I'm learning about python and machine learning and reproduced some published code in a Kaggle notebook and modified it for my data within Azure Data Studio running Python 3. (Removed externally located code as per request in comments).
The code works, in that it splits the data into a training set (80%) and a testing/validation set (20%), then runs the Tensorflow model, which completes successfully, and finally a plot labelled "Training and validation precision" appears, with correct looking data, and then another plot labelled "Training and validation loss" appears and also looks correct.
I would now like to take the actual underlying predictions made by the model, but I cannot seem to find where they are located.
Running this code:
print(y_test)
only shows the historical predictors
as does the following - they both show identical information.
print(y_won)
As the precision is not 100%, neither one can be the actual calculated predicted value.
I also tried
print((y_true)
and
print((y_pred)
But both return an error "'y_true' is not defined" or "'y_pred' is not defined"
I'm sure its probably a simple issue and is largely due to my lack of knowledge of the underlying data structures. Any help greatly appreciated.
The full unmodified code is in the link provided above.
This is the section of the above linked code that deals with the model specifically.

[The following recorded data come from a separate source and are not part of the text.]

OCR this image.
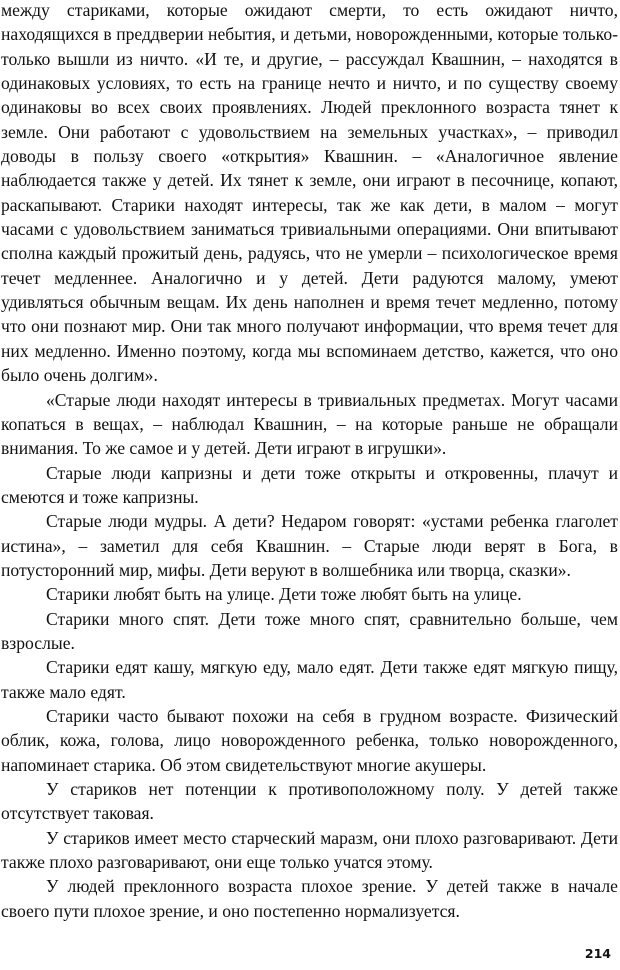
между стариками, которые ожидают смерти, то есть ожидают ничто, находящихся в преддверии небытия, и детьми, новорожденными, которые только-только вышли из ничто. «И те, и другие, – рассуждал Квашнин, – находятся в одинаковых условиях, то есть на границе нечто и ничто, и по существу своему одинаковы во всех своих проявлениях. Людей преклонного возраста тянет к земле. Они работают с удовольствием на земельных участках», – приводил доводы в пользу своего «открытия» Квашнин. – «Аналогичное явление наблюдается также у детей. Их тянет к земле, они играют в песочнице, копают, раскапывают. Старики находят интересы, так же как дети, в малом – могут часами с удовольствием заниматься тривиальными операциями. Они впитывают сполна каждый прожитый день, радуясь, что не умерли – психологическое время течет медленнее. Аналогично и у детей. Дети радуются малому, умеют удивляться обычным вещам. Их день наполнен и время течет медленно, потому что они познают мир. Они так много получают информации, что время течет для них медленно. Именно поэтому, когда мы вспоминаем детство, кажется, что оно было очень долгим».

«Старые люди находят интересы в тривиальных предметах. Могут часами копаться в вещах, – наблюдал Квашнин, – на которые раньше не обращали внимания. То же самое и у детей. Дети играют в игрушки».

Старые люди капризны и дети тоже открыты и откровенны, плачут и смеются и тоже капризны.

Старые люди мудры. А дети? Недаром говорят: «устами ребенка глаголет истина», – заметил для себя Квашнин. – Старые люди верят в Бога, в потусторонний мир, мифы. Дети веруют в волшебника или творца, сказки».

Старики любят быть на улице. Дети тоже любят быть на улице.

Старики много спят. Дети тоже много спят, сравнительно больше, чем взрослые.

Старики едят кашу, мягкую еду, мало едят. Дети также едят мягкую пищу, также мало едят.

Старики часто бывают похожи на себя в грудном возрасте. Физический облик, кожа, голова, лицо новорожденного ребенка, только новорожденного, напоминает старика. Об этом свидетельствуют многие акушеры.

У стариков нет потенции к противоположному полу. У детей также отсутствует таковая.

У стариков имеет место старческий маразм, они плохо разговаривают. Дети также плохо разговаривают, они еще только учатся этому.

У людей преклонного возраста плохое зрение. У детей также в начале своего пути плохое зрение, и оно постепенно нормализуется.

214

# split data into train and test sets
X_train, X_test, y_train, y_test = model_selection.train_test_split(X, y_won, train_size=0.8, test_size=0.2, random_state=1)
model = tf.keras.Sequential([
tf.keras.layers.Dense(112, activation='relu', input_shape=(112,)),
tf.keras.layers.Dense(16, activation='softmax')
])
model.compile(optimizer=tf.keras.optimizers.Adam(5e-04),
loss=tf.keras.losses.CategoricalCrossentropy(),
metrics=[tf.keras.metrics.Precision(name='precision')])
dataset = tf.data.Dataset.from_tensor_slices((X_train.values, y_train.values))
train_dataset = dataset.shuffle(len(X_train)).batch(500)
dataset = tf.data.Dataset.from_tensor_slices((X_test.values, y_test.values))
validation_dataset = dataset.shuffle(len(X_test)).batch(500)
print("Start training..\n")
history = model.fit(train_dataset, epochs=200, validation_data=validation_dataset)
print("Done.")
precision = history.history['precision']
val_precision = history.history['val_precision']
loss = history.history['loss']
val_loss = history.history['val_loss']
epochs = range(1, len(precision) + 1)
plt.plot(epochs, precision, 'b', label='Training precision')
plt.plot(epochs, val_precision, 'r', label='Validation precision')
plt.title('Training and validation precision')
plt.legend()
plt.figure()
plt.plot(epochs, loss, 'b', label='Training loss')
plt.plot(epochs, val_loss, 'r', label='Validation loss')
plt.title('Training and validation loss')
plt.legend()
plt.show()
from what I understood, you want to obtain the actual predictions made by the TensorFlow Keras model, you can use the model.predict() function like this:
predictions = model.predict(X_test)
and To get the class with the highest probability (i.e., the actual predicted class), you can use the np.argmax() function like this:
predicted_classes = np.argmax(predictions, axis=1)
visit https://www.tensorflow.org/api_docs/python/tf/math/argmax
links are provided for you to check out and maybe dive deeper.